In Parts 1 and 2 of this article, we discussed how the majority of Directors’ & Officers’ (D&O) Liability Insurance policies on the market today exclude the most common lawsuits facing homeowners associations, and the value of having a policy tailored to an HOA.
What is “failure to procure insurance” and why does it matter to an HOA?
Failure to procure insurance is an another example of a common D&O claim that is excluded from the commercial property and liability package policy endorsed for D&O. However, such claims are covered by the stand-alone D&O policy like the one offered through Ian H. Graham and underwritten by CNA. This type of claim can occur when an HOA board approves an insurance policy (typically for community-owned property) and the property or risk is underinsured. Then there is a catastrophic claim such as a fire, hurricane, or flood. “If the board failed to procure the correct insurance, they could be held liable for the difference,” said Kim Angeli, President of Powell, Angeli and Langford Insurance in Raleigh, NC. “That’s another example of a claim that’s specifically excluded on most D&O policies, but covered by the CNA policy offered through Ian H. Graham.”
Can your homeowners afford a special assessment due to a D&O liability claim?

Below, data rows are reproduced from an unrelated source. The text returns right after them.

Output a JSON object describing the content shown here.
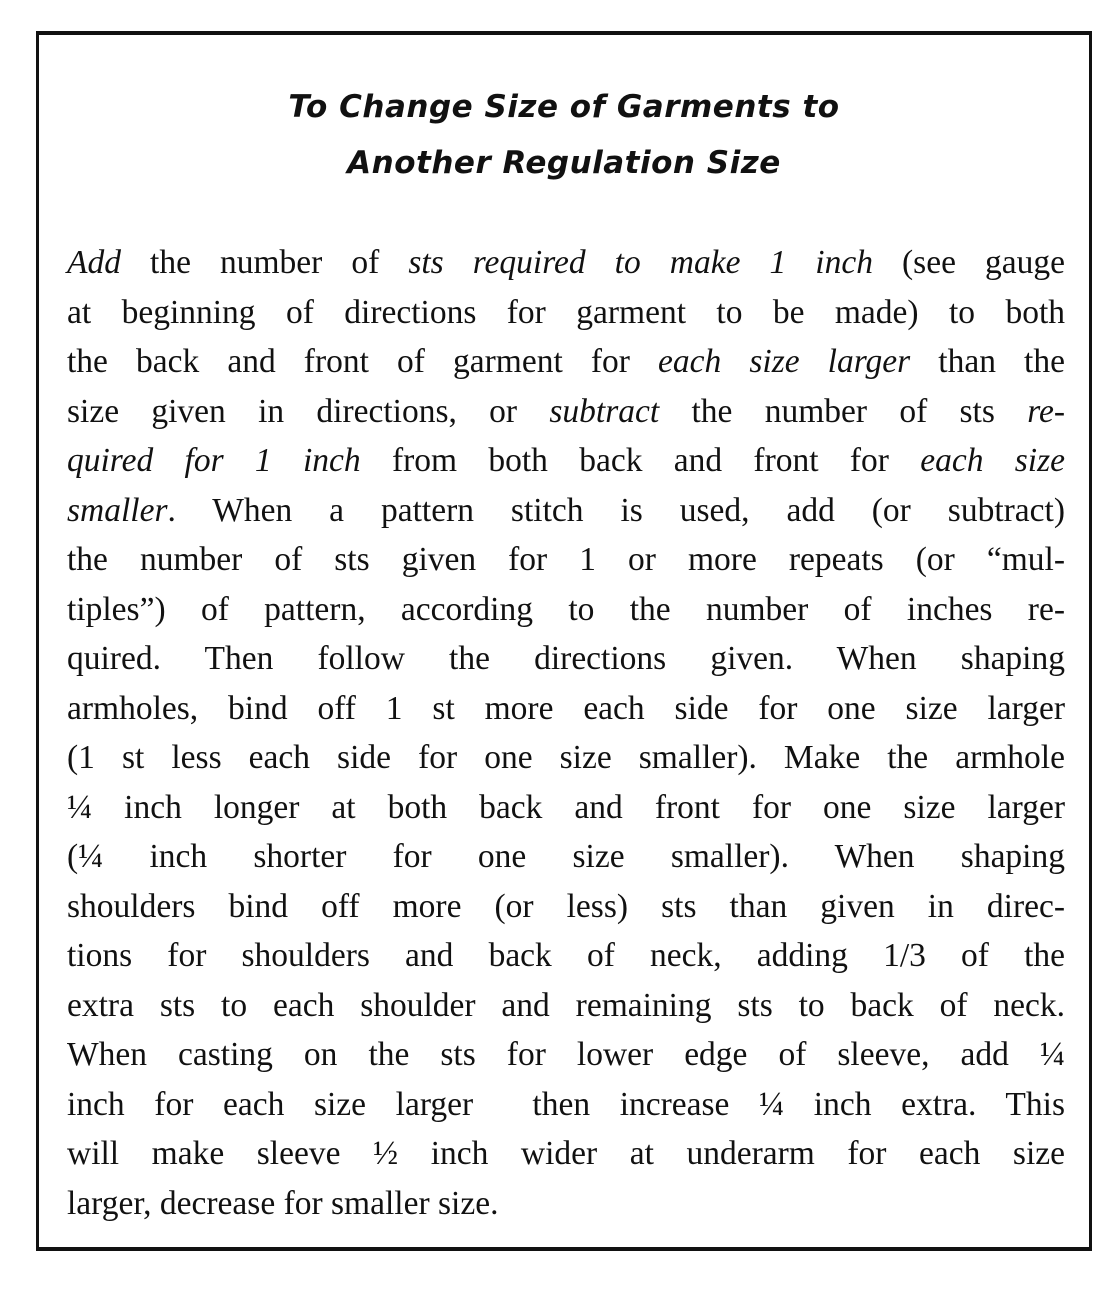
{
  "title": {
    "line1": "To Change Size of Garments to",
    "line2": "Another Regulation Size"
  },
  "body_lines": [
    [
      {
        "t": "Add",
        "i": true
      },
      {
        "t": " the number of "
      },
      {
        "t": "sts required to make 1 inch",
        "i": true
      },
      {
        "t": " (see gauge"
      }
    ],
    [
      {
        "t": "at beginning of directions for garment to be made) to both"
      }
    ],
    [
      {
        "t": "the back and front of garment for "
      },
      {
        "t": "each size larger",
        "i": true
      },
      {
        "t": " than the"
      }
    ],
    [
      {
        "t": "size given in directions, or "
      },
      {
        "t": "subtract",
        "i": true
      },
      {
        "t": " the number of sts "
      },
      {
        "t": "re-",
        "i": true
      }
    ],
    [
      {
        "t": "quired for 1 inch",
        "i": true
      },
      {
        "t": " from both back and front for "
      },
      {
        "t": "each size",
        "i": true
      }
    ],
    [
      {
        "t": "smaller",
        "i": true
      },
      {
        "t": ". When a pattern stitch is used, add (or subtract)"
      }
    ],
    [
      {
        "t": "the number of sts given for 1 or more repeats (or “mul-"
      }
    ],
    [
      {
        "t": "tiples”) of pattern, according to the number of inches re-"
      }
    ],
    [
      {
        "t": "quired. Then follow the directions given. When shaping"
      }
    ],
    [
      {
        "t": "armholes, bind off 1 st more each side for one size larger"
      }
    ],
    [
      {
        "t": "(1 st less each side for one size smaller). Make the armhole"
      }
    ],
    [
      {
        "t": "¼ inch longer at both back and front for one size larger"
      }
    ],
    [
      {
        "t": "(¼ inch shorter for one size smaller). When shaping"
      }
    ],
    [
      {
        "t": "shoulders bind off more (or less) sts than given in direc-"
      }
    ],
    [
      {
        "t": "tions for shoulders and back of neck, adding 1/3 of the"
      }
    ],
    [
      {
        "t": "extra sts to each shoulder and remaining sts to back of neck."
      }
    ],
    [
      {
        "t": "When casting on the sts for lower edge of sleeve, add ¼"
      }
    ],
    [
      {
        "t": "inch for each size larger  then increase ¼ inch extra. This"
      }
    ],
    [
      {
        "t": "will make sleeve ½ inch wider at underarm for each size"
      }
    ],
    [
      {
        "t": "larger, decrease for smaller size."
      }
    ]
  ]
}
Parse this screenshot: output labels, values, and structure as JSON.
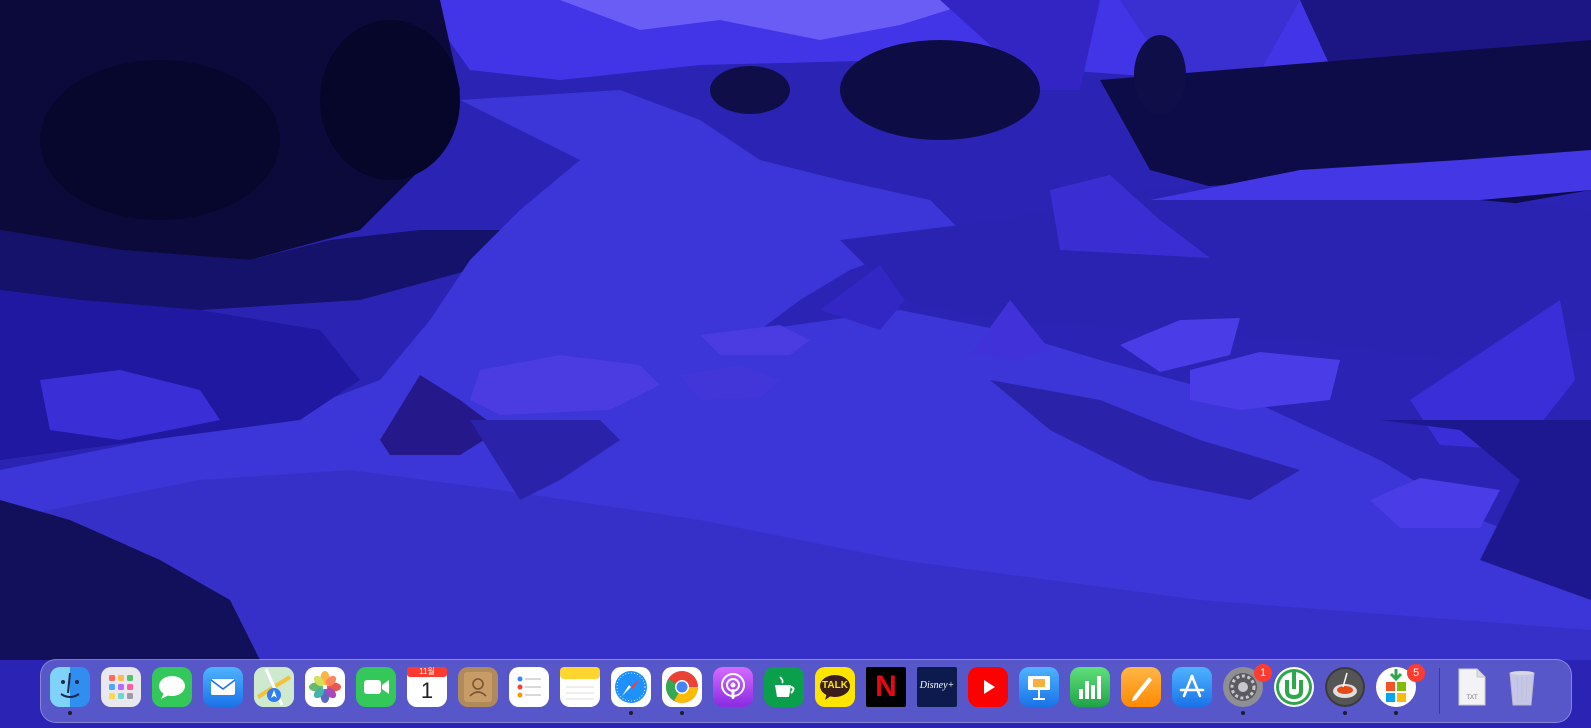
{
  "dock": {
    "apps": [
      {
        "name": "Finder",
        "icon": "finder-icon",
        "running": true
      },
      {
        "name": "Launchpad",
        "icon": "launchpad-icon",
        "running": false
      },
      {
        "name": "Messages",
        "icon": "messages-icon",
        "running": false
      },
      {
        "name": "Mail",
        "icon": "mail-icon",
        "running": false
      },
      {
        "name": "Maps",
        "icon": "maps-icon",
        "running": false
      },
      {
        "name": "Photos",
        "icon": "photos-icon",
        "running": false
      },
      {
        "name": "FaceTime",
        "icon": "facetime-icon",
        "running": false
      },
      {
        "name": "Calendar",
        "icon": "calendar-icon",
        "running": false,
        "month": "11월",
        "day": "1"
      },
      {
        "name": "Contacts",
        "icon": "contacts-icon",
        "running": false
      },
      {
        "name": "Reminders",
        "icon": "reminders-icon",
        "running": false
      },
      {
        "name": "Notes",
        "icon": "notes-icon",
        "running": false
      },
      {
        "name": "Safari",
        "icon": "safari-icon",
        "running": true
      },
      {
        "name": "Google Chrome",
        "icon": "chrome-icon",
        "running": true
      },
      {
        "name": "Podcasts",
        "icon": "podcasts-icon",
        "running": false
      },
      {
        "name": "Starbucks",
        "icon": "starbucks-icon",
        "running": false
      },
      {
        "name": "KakaoTalk",
        "icon": "kakaotalk-icon",
        "running": false,
        "label": "TALK"
      },
      {
        "name": "Netflix",
        "icon": "netflix-icon",
        "running": false,
        "label": "N"
      },
      {
        "name": "Disney+",
        "icon": "disney-plus-icon",
        "running": false,
        "label": "Disney+"
      },
      {
        "name": "YouTube",
        "icon": "youtube-icon",
        "running": false
      },
      {
        "name": "Keynote",
        "icon": "keynote-icon",
        "running": false
      },
      {
        "name": "Numbers",
        "icon": "numbers-icon",
        "running": false
      },
      {
        "name": "Pages",
        "icon": "pages-icon",
        "running": false
      },
      {
        "name": "App Store",
        "icon": "app-store-icon",
        "running": false
      },
      {
        "name": "System Preferences",
        "icon": "system-preferences-icon",
        "running": true,
        "badge": "1"
      },
      {
        "name": "uTorrent",
        "icon": "utorrent-icon",
        "running": false
      },
      {
        "name": "Steam Cooking",
        "icon": "cooking-app-icon",
        "running": true
      },
      {
        "name": "Microsoft AutoUpdate",
        "icon": "ms-autoupdate-icon",
        "running": true,
        "badge": "5"
      }
    ],
    "right": [
      {
        "name": "Document",
        "icon": "txt-document-icon",
        "label": "TXT"
      },
      {
        "name": "Trash",
        "icon": "trash-icon"
      }
    ]
  },
  "colors": {
    "wallpaper_base": "#2a22b8",
    "water": "#3a33d6",
    "shadow": "#12105a",
    "badge": "#ff3b30"
  }
}
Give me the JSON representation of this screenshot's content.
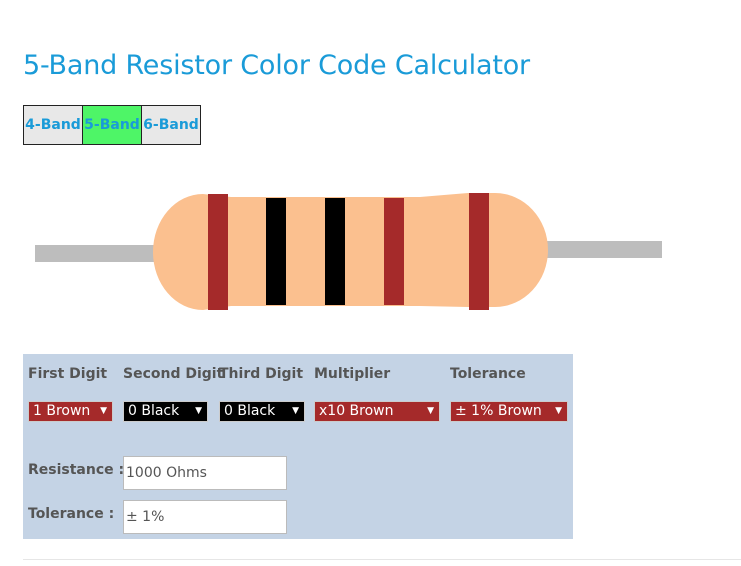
{
  "title": "5-Band Resistor Color Code Calculator",
  "tabs": [
    {
      "label": "4-Band",
      "active": false
    },
    {
      "label": "5-Band",
      "active": true
    },
    {
      "label": "6-Band",
      "active": false
    }
  ],
  "resistor": {
    "body_color": "#fbc08f",
    "lead_color": "#bdbdbd",
    "band_colors": [
      "#a52a2a",
      "#000000",
      "#000000",
      "#a52a2a",
      "#a52a2a"
    ]
  },
  "calculator": {
    "first_digit": {
      "label": "First Digit",
      "value": "1 Brown",
      "color": "#a52a2a"
    },
    "second_digit": {
      "label": "Second Digit",
      "value": "0 Black",
      "color": "#000000"
    },
    "third_digit": {
      "label": "Third Digit",
      "value": "0 Black",
      "color": "#000000"
    },
    "multiplier": {
      "label": "Multiplier",
      "value": "x10 Brown",
      "color": "#a52a2a"
    },
    "tolerance": {
      "label": "Tolerance",
      "value": "± 1% Brown",
      "color": "#a52a2a"
    },
    "resistance_label": "Resistance :",
    "resistance_value": "1000 Ohms",
    "tolerance_label": "Tolerance :",
    "tolerance_value": "± 1%"
  },
  "colors": {
    "accent": "#1a9bd8",
    "active_tab": "#4ef567",
    "panel_bg": "#c4d3e5"
  }
}
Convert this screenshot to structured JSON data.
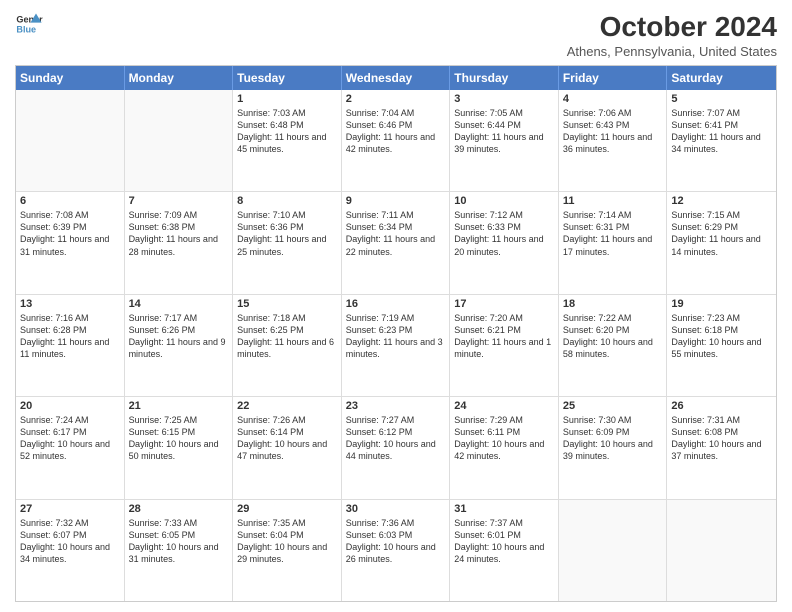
{
  "logo": {
    "line1": "General",
    "line2": "Blue"
  },
  "title": "October 2024",
  "subtitle": "Athens, Pennsylvania, United States",
  "days": [
    "Sunday",
    "Monday",
    "Tuesday",
    "Wednesday",
    "Thursday",
    "Friday",
    "Saturday"
  ],
  "weeks": [
    [
      {
        "num": "",
        "info": ""
      },
      {
        "num": "",
        "info": ""
      },
      {
        "num": "1",
        "info": "Sunrise: 7:03 AM\nSunset: 6:48 PM\nDaylight: 11 hours and 45 minutes."
      },
      {
        "num": "2",
        "info": "Sunrise: 7:04 AM\nSunset: 6:46 PM\nDaylight: 11 hours and 42 minutes."
      },
      {
        "num": "3",
        "info": "Sunrise: 7:05 AM\nSunset: 6:44 PM\nDaylight: 11 hours and 39 minutes."
      },
      {
        "num": "4",
        "info": "Sunrise: 7:06 AM\nSunset: 6:43 PM\nDaylight: 11 hours and 36 minutes."
      },
      {
        "num": "5",
        "info": "Sunrise: 7:07 AM\nSunset: 6:41 PM\nDaylight: 11 hours and 34 minutes."
      }
    ],
    [
      {
        "num": "6",
        "info": "Sunrise: 7:08 AM\nSunset: 6:39 PM\nDaylight: 11 hours and 31 minutes."
      },
      {
        "num": "7",
        "info": "Sunrise: 7:09 AM\nSunset: 6:38 PM\nDaylight: 11 hours and 28 minutes."
      },
      {
        "num": "8",
        "info": "Sunrise: 7:10 AM\nSunset: 6:36 PM\nDaylight: 11 hours and 25 minutes."
      },
      {
        "num": "9",
        "info": "Sunrise: 7:11 AM\nSunset: 6:34 PM\nDaylight: 11 hours and 22 minutes."
      },
      {
        "num": "10",
        "info": "Sunrise: 7:12 AM\nSunset: 6:33 PM\nDaylight: 11 hours and 20 minutes."
      },
      {
        "num": "11",
        "info": "Sunrise: 7:14 AM\nSunset: 6:31 PM\nDaylight: 11 hours and 17 minutes."
      },
      {
        "num": "12",
        "info": "Sunrise: 7:15 AM\nSunset: 6:29 PM\nDaylight: 11 hours and 14 minutes."
      }
    ],
    [
      {
        "num": "13",
        "info": "Sunrise: 7:16 AM\nSunset: 6:28 PM\nDaylight: 11 hours and 11 minutes."
      },
      {
        "num": "14",
        "info": "Sunrise: 7:17 AM\nSunset: 6:26 PM\nDaylight: 11 hours and 9 minutes."
      },
      {
        "num": "15",
        "info": "Sunrise: 7:18 AM\nSunset: 6:25 PM\nDaylight: 11 hours and 6 minutes."
      },
      {
        "num": "16",
        "info": "Sunrise: 7:19 AM\nSunset: 6:23 PM\nDaylight: 11 hours and 3 minutes."
      },
      {
        "num": "17",
        "info": "Sunrise: 7:20 AM\nSunset: 6:21 PM\nDaylight: 11 hours and 1 minute."
      },
      {
        "num": "18",
        "info": "Sunrise: 7:22 AM\nSunset: 6:20 PM\nDaylight: 10 hours and 58 minutes."
      },
      {
        "num": "19",
        "info": "Sunrise: 7:23 AM\nSunset: 6:18 PM\nDaylight: 10 hours and 55 minutes."
      }
    ],
    [
      {
        "num": "20",
        "info": "Sunrise: 7:24 AM\nSunset: 6:17 PM\nDaylight: 10 hours and 52 minutes."
      },
      {
        "num": "21",
        "info": "Sunrise: 7:25 AM\nSunset: 6:15 PM\nDaylight: 10 hours and 50 minutes."
      },
      {
        "num": "22",
        "info": "Sunrise: 7:26 AM\nSunset: 6:14 PM\nDaylight: 10 hours and 47 minutes."
      },
      {
        "num": "23",
        "info": "Sunrise: 7:27 AM\nSunset: 6:12 PM\nDaylight: 10 hours and 44 minutes."
      },
      {
        "num": "24",
        "info": "Sunrise: 7:29 AM\nSunset: 6:11 PM\nDaylight: 10 hours and 42 minutes."
      },
      {
        "num": "25",
        "info": "Sunrise: 7:30 AM\nSunset: 6:09 PM\nDaylight: 10 hours and 39 minutes."
      },
      {
        "num": "26",
        "info": "Sunrise: 7:31 AM\nSunset: 6:08 PM\nDaylight: 10 hours and 37 minutes."
      }
    ],
    [
      {
        "num": "27",
        "info": "Sunrise: 7:32 AM\nSunset: 6:07 PM\nDaylight: 10 hours and 34 minutes."
      },
      {
        "num": "28",
        "info": "Sunrise: 7:33 AM\nSunset: 6:05 PM\nDaylight: 10 hours and 31 minutes."
      },
      {
        "num": "29",
        "info": "Sunrise: 7:35 AM\nSunset: 6:04 PM\nDaylight: 10 hours and 29 minutes."
      },
      {
        "num": "30",
        "info": "Sunrise: 7:36 AM\nSunset: 6:03 PM\nDaylight: 10 hours and 26 minutes."
      },
      {
        "num": "31",
        "info": "Sunrise: 7:37 AM\nSunset: 6:01 PM\nDaylight: 10 hours and 24 minutes."
      },
      {
        "num": "",
        "info": ""
      },
      {
        "num": "",
        "info": ""
      }
    ]
  ]
}
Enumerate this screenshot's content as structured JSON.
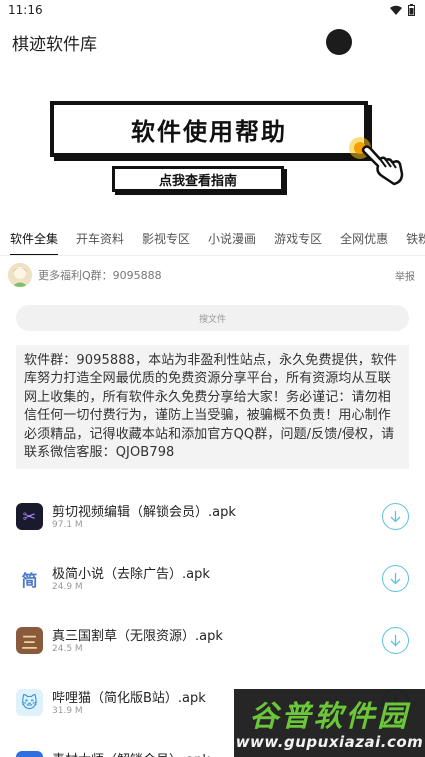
{
  "status_bar": {
    "time": "11:16"
  },
  "header": {
    "title": "棋迹软件库"
  },
  "banner": {
    "title": "软件使用帮助",
    "subtitle": "点我查看指南"
  },
  "tabs": [
    {
      "label": "软件全集"
    },
    {
      "label": "开车资料"
    },
    {
      "label": "影视专区"
    },
    {
      "label": "小说漫画"
    },
    {
      "label": "游戏专区"
    },
    {
      "label": "全网优惠"
    },
    {
      "label": "铁粉必看"
    }
  ],
  "notice": {
    "text": "更多福利Q群：9095888",
    "report": "举报"
  },
  "search": {
    "placeholder": "搜文件"
  },
  "info": {
    "text": "软件群：9095888，本站为非盈利性站点，永久免费提供，软件库努力打造全网最优质的免费资源分享平台，所有资源均从互联网上收集的，所有软件永久免费分享给大家！务必谨记：请勿相信任何一切付费行为，谨防上当受骗，被骗概不负责！用心制作必须精品，记得收藏本站和添加官方QQ群，问题/反馈/侵权，请联系微信客服：QJOB798"
  },
  "files": [
    {
      "name": "剪切视频编辑（解锁会员）.apk",
      "size": "97.1 M",
      "icon": "scissors-app-icon",
      "icon_bg": "#1a1a2e",
      "icon_fg": "#b08cff",
      "glyph": "✂"
    },
    {
      "name": "极简小说（去除广告）.apk",
      "size": "24.9 M",
      "icon": "jian-app-icon",
      "icon_bg": "#ffffff",
      "icon_fg": "#4a78c8",
      "glyph": "简"
    },
    {
      "name": "真三国割草（无限资源）.apk",
      "size": "24.5 M",
      "icon": "three-kingdoms-app-icon",
      "icon_bg": "#8a5a3c",
      "icon_fg": "#f0d29a",
      "glyph": "三"
    },
    {
      "name": "哔哩猫（简化版B站）.apk",
      "size": "31.9 M",
      "icon": "bili-cat-app-icon",
      "icon_bg": "#dff1fb",
      "icon_fg": "#2f93d6",
      "glyph": "🐱"
    },
    {
      "name": "素材大师（解锁会员）.apk",
      "size": "",
      "icon": "material-app-icon",
      "icon_bg": "#2f6fe0",
      "icon_fg": "#ffffff",
      "glyph": "素"
    }
  ],
  "watermark": {
    "title": "谷普软件园",
    "url": "www.gupuxiazai.com"
  },
  "colors": {
    "accent": "#5cc3e0",
    "watermark_green": "#6cc63a"
  }
}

One of the hidden consequences of a special assessment is that it can hurt the homeowners’ ability to sell their unit. Today, mortgage companies are asking if a special assessment has been done in the HOA before they will approve a loan. “This is a huge deal at the moment,” said Angeli. “We have unit owners who can’t sell their units. The mortgage companies who got burned in the financial meltdown now want to know how many people rent in the community, when the last special assessment was, and how much it was. If they do not like the answers, they do not approve the loan.” Having the appropriate D&O liability coverage should be important to everyone in the HOA, not just board members. Because it provides more coverage, it helps the community avoid special assessments, thereby protecting the entire community and its ability to buy and sell property within the HOA.
What is meant by fiduciary responsibility and how does it impact the board?
Because HOAs can have large numbers of homeowners, making decisions on behalf of the entire community would be unmanageable if not for its elected board members. Many board members are unaware that the bylaws and governing documents of the HOA may assign board members a fiduciary duty to the community, and hold them personally liable for the decisions they make while on the board. “The board members are the ones that make the decisions for the HOA, so they have a fiduciary duty to maintain the property, keep the values up, and govern the HOA based on the declarations and the covenants and bylaws,” said Angeli. “If they aren’t meeting those responsibilities, they can be taken to court and sued because they’re not doing their job. A lot of board members don’t understand what they’re getting into when they volunteer.” Brokers like Angeli, who have done their homework, do their best to educate board members regarding the differences in D&O liability policies on the market, and the importance to the entire HOA of having the appropriate coverage.
How do I know if my HOA’s D&O liability policy provides the appropriate protection?
You may want to start by contacting Ian H. Graham. IHG offers the stand-alone CNA D&O liability policy discussed in these articles and is endorsed by HOA-USA. IHG can provide you with a checklist that points out the important coverages your HOA needs to be adequately protected. “We use Ian H. Graham’s checklist a lot,” said Angeli. “I hand out that checklist at seminars that I do across North Carolina. I challenge the board members or property managers to take that checklist to their current insurance agent and ask them what’s covered. I had a man call me from Wilmington, NC, after I did a seminar who said, ‘My agent could not answer yes to any of these. Not one of them.’ It can be enlightening. If you can’t check off five items that are included in your policy, then you need stand-alone coverage.”